The complaint likewise charges that plaintiff has been denied procedural due process under the Fourteenth Amendment by the refusal of defendants to reappoint her without providing her with a fair and impartial hearing. In the first place, the record fails to reveal that plaintiff ever asked for such a hearing.[2] The complaint does not pray for an administrative hearing before any educational body. It seeks only reinstatement of plaintiff to her former position, reimbursement for loss of salary, and damages. At the argument on defendants' motion, plaintiff agreed that if this case should be tried and the question resolved whether her non-employment was in violation of the Civil Rights Act all of her rights would be preserved.

The third charge in the complaint is that plaintiff has been denied due process and equal protection of the law under the Fourteenth Amendment because defendants have failed to apply any recognized or ascertainable standards in failing to renew her contract. This can be dealt with, if need be, after the case has been tried.

The defendants' motion for summary judgment will be granted as to all defendants, except that the motion is denied with respect to plaintiff's claim for injunctive relief against the individual defendants in their official capacities.

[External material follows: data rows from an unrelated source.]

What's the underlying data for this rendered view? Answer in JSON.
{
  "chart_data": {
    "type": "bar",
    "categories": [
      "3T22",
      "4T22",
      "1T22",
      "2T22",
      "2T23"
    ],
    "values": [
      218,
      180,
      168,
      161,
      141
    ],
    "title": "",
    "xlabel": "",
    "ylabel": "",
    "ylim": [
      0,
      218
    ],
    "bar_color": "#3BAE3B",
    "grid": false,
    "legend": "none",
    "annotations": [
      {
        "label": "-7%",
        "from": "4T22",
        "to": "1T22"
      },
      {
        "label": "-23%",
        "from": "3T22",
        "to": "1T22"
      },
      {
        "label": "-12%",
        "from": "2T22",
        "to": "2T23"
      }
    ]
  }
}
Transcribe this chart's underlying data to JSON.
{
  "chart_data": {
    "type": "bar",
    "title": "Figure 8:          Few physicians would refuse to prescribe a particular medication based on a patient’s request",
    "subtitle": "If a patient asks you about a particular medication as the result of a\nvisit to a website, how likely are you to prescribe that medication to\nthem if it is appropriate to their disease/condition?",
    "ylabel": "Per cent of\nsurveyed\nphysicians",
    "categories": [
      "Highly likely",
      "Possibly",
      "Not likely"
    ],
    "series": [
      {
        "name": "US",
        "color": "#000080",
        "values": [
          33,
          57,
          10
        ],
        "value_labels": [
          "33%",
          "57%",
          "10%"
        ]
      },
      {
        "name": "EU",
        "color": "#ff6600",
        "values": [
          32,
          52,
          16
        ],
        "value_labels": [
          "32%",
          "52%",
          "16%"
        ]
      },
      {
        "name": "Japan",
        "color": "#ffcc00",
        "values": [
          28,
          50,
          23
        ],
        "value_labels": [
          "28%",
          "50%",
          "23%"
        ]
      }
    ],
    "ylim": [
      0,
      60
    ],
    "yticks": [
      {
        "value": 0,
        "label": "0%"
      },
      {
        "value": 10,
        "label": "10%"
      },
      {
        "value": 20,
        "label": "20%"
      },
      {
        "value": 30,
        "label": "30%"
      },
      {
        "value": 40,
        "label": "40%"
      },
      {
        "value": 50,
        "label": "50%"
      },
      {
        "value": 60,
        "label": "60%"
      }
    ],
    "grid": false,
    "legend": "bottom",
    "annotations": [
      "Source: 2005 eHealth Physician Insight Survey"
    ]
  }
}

[1] No violation of a First Amendment right was alleged in the complaint.

[2] The request in plaintiff's letter of May 4, 1970, to Dr. Biggs falls short of being such a request. It says: (Dx 6)

"Granted that I have no statutory or contractual right to demand a hearing concerning the allegations on which this attempt to terminate my services was based, I would respectfully suggest that you acquaint yourself with the facts that are involved."